Matia-García Inés, Salgado-Goytia Lorenzo, Ramos-Arellano Luz Elena, Muñoz-Valle José Francisco, Armenta-Solís Adakatia, Garibay-Cerdenares Olga Lilia, Ramírez Mónica, Parra-Rojas Isela
Facultad de Ciencias Químico Biológicas, Universidad Autónoma de Guerrero, Chilpancingo, Guerrero, México.
Departamento de Biología Molecular y Genómica, Centro Universitario de Ciencias de la Salud, Instituto de Investigación en Ciencias Biomédicas, Universidad de Guadalajara, Jalisco, México.
Arch Endocrinol Metab. 2018 Feb;62(1):79-86. doi: 10.20945/2359-3997000000012.
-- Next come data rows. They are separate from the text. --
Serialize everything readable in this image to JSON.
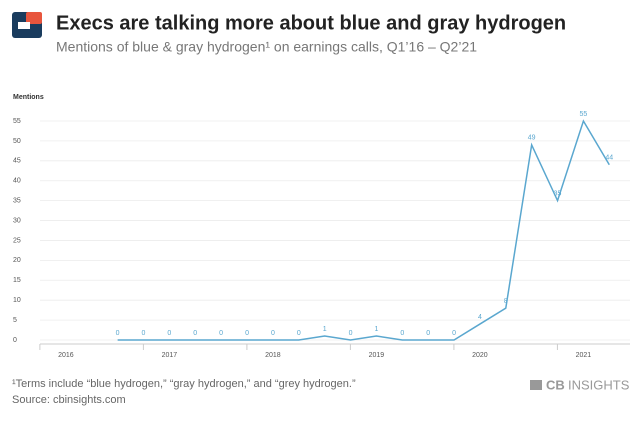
{
  "chart_data": {
    "type": "line",
    "title": "Execs are talking more about blue and gray hydrogen",
    "subtitle": "Mentions of blue & gray hydrogen¹ on earnings calls, Q1’16 – Q2’21",
    "y_label": "Mentions",
    "x": [
      2016.5,
      2016.75,
      2017,
      2017.25,
      2017.5,
      2017.75,
      2018,
      2018.25,
      2018.5,
      2018.75,
      2019,
      2019.25,
      2019.5,
      2019.75,
      2020,
      2020.25,
      2020.5,
      2020.75,
      2021,
      2021.25
    ],
    "series": [
      {
        "name": "Mentions",
        "color": "#5aa7cf",
        "values": [
          0,
          0,
          0,
          0,
          0,
          0,
          0,
          0,
          1,
          0,
          1,
          0,
          0,
          0,
          4,
          8,
          49,
          35,
          55,
          44
        ]
      }
    ],
    "xlim": [
      2015.75,
      2021.45
    ],
    "xticks": [
      2016,
      2017,
      2018,
      2019,
      2020,
      2021
    ],
    "ylim": [
      0,
      55
    ],
    "yticks": [
      0,
      5,
      10,
      15,
      20,
      25,
      30,
      35,
      40,
      45,
      50,
      55
    ],
    "grid": true,
    "footnote": "¹Terms include “blue hydrogen,” “gray hydrogen,” and “grey hydrogen.”",
    "source": "Source: cbinsights.com"
  },
  "brand": {
    "bold": "CB",
    "rest": "INSIGHTS"
  }
}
Objective Monocyte chemoattractant protein 1 (MCP-1) has been suggested to be involved in the pathophysiology of insulin resistance (IR); therefore, variants in the MCP-1 gene may contribute to the development of this disease. The aim of this study was to analyze the relationship of the -2518 A>G MCP-1 (rs1024611) gene polymorphism with insulin resistance in Mexican children. Subjects and methods A cross-sectional study was performed in 174 children, including 117 children without insulin resistance and 57 children with IR, with an age range of 6-11 years. Levels for serum insulin and high-sensitivity C-reactive protein were determined. The -2518 A>G MCP-1 polymorphism was identified by the polymerase chain reaction-restriction fragment length polymorphism method. Insulin resistance was defined as a HOMA-IR in the upper 75th percentile, which was ≥ 2.4 for all children. Results Genotype frequencies of the rs1024611 polymorphism for the insulin-sensitive group were 17% AA, 48% AG and 35% GG, and the frequency of G allele was 59%, whereas frequencies for the insulin-resistant group were 12% AA, 37% AG and 51% GG, and the frequency of G allele was 69%. The genotype and allele frequencies between groups did not show significant differences. However, the GG genotype was the most frequent in children with IR. The GG genotype was associated with insulin resistance (OR = 2.2, P = 0.03) in a genetic model. Conclusion The -2518 A>G MCP-1 gene polymorphism may be related to the development of insulin resistance in Mexican children.
目的 单核细胞趋化蛋白1(MCP-1)被认为参与了胰岛素抵抗(IR)的病理生理过程;因此,MCP-1基因的变异可能促成该疾病的发生。本研究的目的是分析-2518 A>G MCP-1(rs1024611)基因多态性与墨西哥儿童胰岛素抵抗之间的关系。
对象与方法 对174名儿童进行了一项横断面研究,其中包括117名无胰岛素抵抗的儿童和57名患有IR的儿童,年龄范围为6至11岁。测定了血清胰岛素和高敏C反应蛋白水平。采用聚合酶链反应-限制性片段长度多态性方法鉴定-2518 A>G MCP-1多态性。胰岛素抵抗定义为稳态模型评估的胰岛素抵抗指数(HOMA-IR)处于第75百分位数以上,所有儿童的该指数≥2.4。
结果 胰岛素敏感组rs1024611多态性的基因型频率为AA占17%、AG占48%、GG占35%,G等位基因频率为59%;而胰岛素抵抗组的频率分别为AA占12%、AG占37%、GG占51%,G等位基因频率为69%。两组间的基因型和等位基因频率无显著差异。然而,GG基因型在患有IR的儿童中最为常见。在遗传模型中,GG基因型与胰岛素抵抗相关(比值比=2.2,P=0.03)。
结论 -2518 A>G MCP-1基因多态性可能与墨西哥儿童胰岛素抵抗的发生有关。